In their research, the team reported that holding the breath and having low breathing rate can increase chances of virus deposition in the lungs.
“The study was conducted to pave the way for developing better therapies and drugs for respiratory infections. Previous work from the group has also highlighted the significant variability in aerosol uptake from individual to individual, suggesting a reason why some people are more susceptible to airborne diseases than others,” the institute said in a statement.
Airborne infections such as Covid-19 spread immensely through sneezing and coughing as it instantly releases a large volume of tiny droplets.
The team imitated the droplet dynamics in the lung by studying the movement of droplets in the small capillaries which were of similar diameter to bronchioles. They took water mixed with fluorescent particles and generated aerosols from this liquid using a nebulizer. These fluorescent aerosols were used to track the movement and deposition of particles in the capillaries.
The researchers studied the movement of the fluorescent aerosol particles in capillaries of size ranging from 0.3 to 2 millimetres which covers the range of bronchiole diameters. They found that the deposition is inversely proportional to the aspect ratio of capillaries, which suggests that the droplets are likely to deposit in longer bronchioles.
The scientists also studied how the ‘Reynolds Number,’ a parameter that quantifies the nature of flow – steady or turbulent, determines the deposition in the capillaries.
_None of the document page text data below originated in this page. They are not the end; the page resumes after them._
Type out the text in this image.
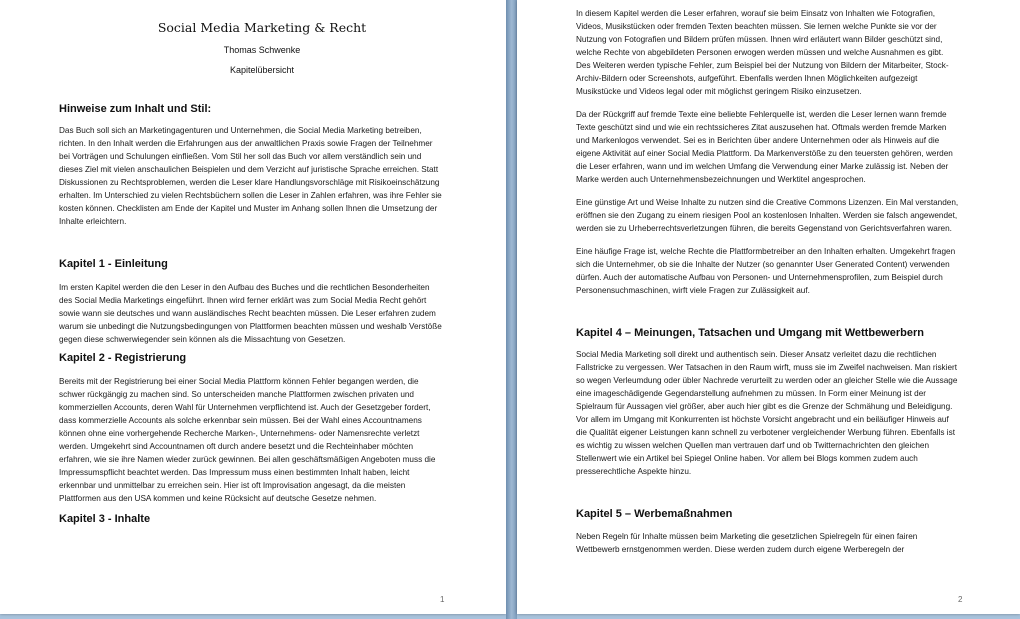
Social Media Marketing & Recht
Thomas Schwenke
Kapitelübersicht
Hinweise zum Inhalt und Stil:

Das Buch soll sich an Marketingagenturen und Unternehmen, die Social Media Marketing betreiben, richten. In den Inhalt werden die Erfahrungen aus der anwaltlichen Praxis sowie Fragen der Teilnehmer bei Vorträgen und Schulungen einfließen. Vom Stil her soll das Buch vor allem verständlich sein und dieses Ziel mit vielen anschaulichen Beispielen und dem Verzicht auf juristische Sprache erreichen. Statt Diskussionen zu Rechtsproblemen, werden die Leser klare Handlungsvorschläge mit Risikoeinschätzung erhalten. Im Unterschied zu vielen Rechtsbüchern sollen die Leser in Zahlen erfahren, was ihre Fehler sie kosten können. Checklisten am Ende der Kapitel und Muster im Anhang sollen Ihnen die Umsetzung der Inhalte erleichtern.

Kapitel 1 - Einleitung

Im ersten Kapitel werden die den Leser in den Aufbau des Buches und die rechtlichen Besonderheiten des Social Media Marketings eingeführt. Ihnen wird ferner erklärt was zum Social Media Recht gehört sowie wann sie deutsches und wann ausländisches Recht beachten müssen. Die Leser erfahren zudem warum sie unbedingt die Nutzungsbedingungen von Plattformen beachten müssen und weshalb Verstöße gegen diese schwerwiegender sein können als die Missachtung von Gesetzen.

Kapitel 2 - Registrierung

Bereits mit der Registrierung bei einer Social Media Plattform können Fehler begangen werden, die schwer rückgängig zu machen sind. So unterscheiden manche Plattformen zwischen privaten und kommerziellen Accounts, deren Wahl für Unternehmen verpflichtend ist. Auch der Gesetzgeber fordert, dass kommerzielle Accounts als solche erkennbar sein müssen. Bei der Wahl eines Accountnamens können ohne eine vorhergehende Recherche Marken-, Unternehmens- oder Namensrechte verletzt werden. Umgekehrt sind Accountnamen oft durch andere besetzt und die Rechteinhaber möchten erfahren, wie sie ihre Namen wieder zurück gewinnen. Bei allen geschäftsmäßigen Angeboten muss die Impressumspflicht beachtet werden. Das Impressum muss einen bestimmten Inhalt haben, leicht erkennbar und unmittelbar zu erreichen sein. Hier ist oft Improvisation angesagt, da die meisten Plattformen aus den USA kommen und keine Rücksicht auf deutsche Gesetze nehmen.

Kapitel 3 - Inhalte
1

In diesem Kapitel werden die Leser erfahren, worauf sie beim Einsatz von Inhalten wie Fotografien, Videos, Musikstücken oder fremden Texten beachten müssen. Sie lernen welche Punkte sie vor der Nutzung von Fotografien und Bildern prüfen müssen. Ihnen wird erläutert wann Bilder geschützt sind, welche Rechte von abgebildeten Personen erwogen werden müssen und welche Ausnahmen es gibt. Des Weiteren werden typische Fehler, zum Beispiel bei der Nutzung von Bildern der Mitarbeiter, Stock-Archiv-Bildern oder Screenshots, aufgeführt. Ebenfalls werden Ihnen Möglichkeiten aufgezeigt Musikstücke und Videos legal oder mit möglichst geringem Risiko einzusetzen.

Da der Rückgriff auf fremde Texte eine beliebte Fehlerquelle ist, werden die Leser lernen wann fremde Texte geschützt sind und wie ein rechtssicheres Zitat auszusehen hat. Oftmals werden fremde Marken und Markenlogos verwendet. Sei es in Berichten über andere Unternehmen oder als Hinweis auf die eigene Aktivität auf einer Social Media Plattform. Da Markenverstöße zu den teuersten gehören, werden die Leser erfahren, wann und im welchen Umfang die Verwendung einer Marke zulässig ist. Neben der Marke werden auch Unternehmensbezeichnungen und Werktitel angesprochen.

Eine günstige Art und Weise Inhalte zu nutzen sind die Creative Commons Lizenzen. Ein Mal verstanden, eröffnen sie den Zugang zu einem riesigen Pool an kostenlosen Inhalten. Werden sie falsch angewendet, werden sie zu Urheberrechtsverletzungen führen, die bereits Gegenstand von Gerichtsverfahren waren.

Eine häufige Frage ist, welche Rechte die Plattformbetreiber an den Inhalten erhalten. Umgekehrt fragen sich die Unternehmer, ob sie die Inhalte der Nutzer (so genannter User Generated Content) verwenden dürfen. Auch der automatische Aufbau von Personen- und Unternehmensprofilen, zum Beispiel durch Personensuchmaschinen, wirft viele Fragen zur Zulässigkeit auf.

Kapitel 4 – Meinungen, Tatsachen und Umgang mit Wettbewerbern

Social Media Marketing soll direkt und authentisch sein. Dieser Ansatz verleitet dazu die rechtlichen Fallstricke zu vergessen. Wer Tatsachen in den Raum wirft, muss sie im Zweifel nachweisen. Man riskiert so wegen Verleumdung oder übler Nachrede verurteilt zu werden oder an gleicher Stelle wie die Aussage eine imageschädigende Gegendarstellung aufnehmen zu müssen. In Form einer Meinung ist der Spielraum für Aussagen viel größer, aber auch hier gibt es die Grenze der Schmähung und Beleidigung. Vor allem im Umgang mit Konkurrenten ist höchste Vorsicht angebracht und ein beiläufiger Hinweis auf die Qualität eigener Leistungen kann schnell zu verbotener vergleichender Werbung führen. Ebenfalls ist es wichtig zu wissen welchen Quellen man vertrauen darf und ob Twitternachrichten den gleichen Stellenwert wie ein Artikel bei Spiegel Online haben. Vor allem bei Blogs kommen zudem auch presserechtliche Aspekte hinzu.

Kapitel 5 – Werbemaßnahmen

Neben Regeln für Inhalte müssen beim Marketing die gesetzlichen Spielregeln für einen fairen Wettbewerb ernstgenommen werden. Diese werden zudem durch eigene Werberegeln der

2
They found that when the flow of aerosol movement is steady then the particles deposit via the process of diffusion, however, if the flow is turbulent then the particles deposit via the process of impaction.
“In future, the team intends to continue this work to understand how the virus-laden droplets are transported into lungs as the process by which the virus is transported from the nasal cavity to the deep lung is still unknown. An understanding of the physics of this phenomenon could be crucial in mitigating the progression of the disease,” the statement further read.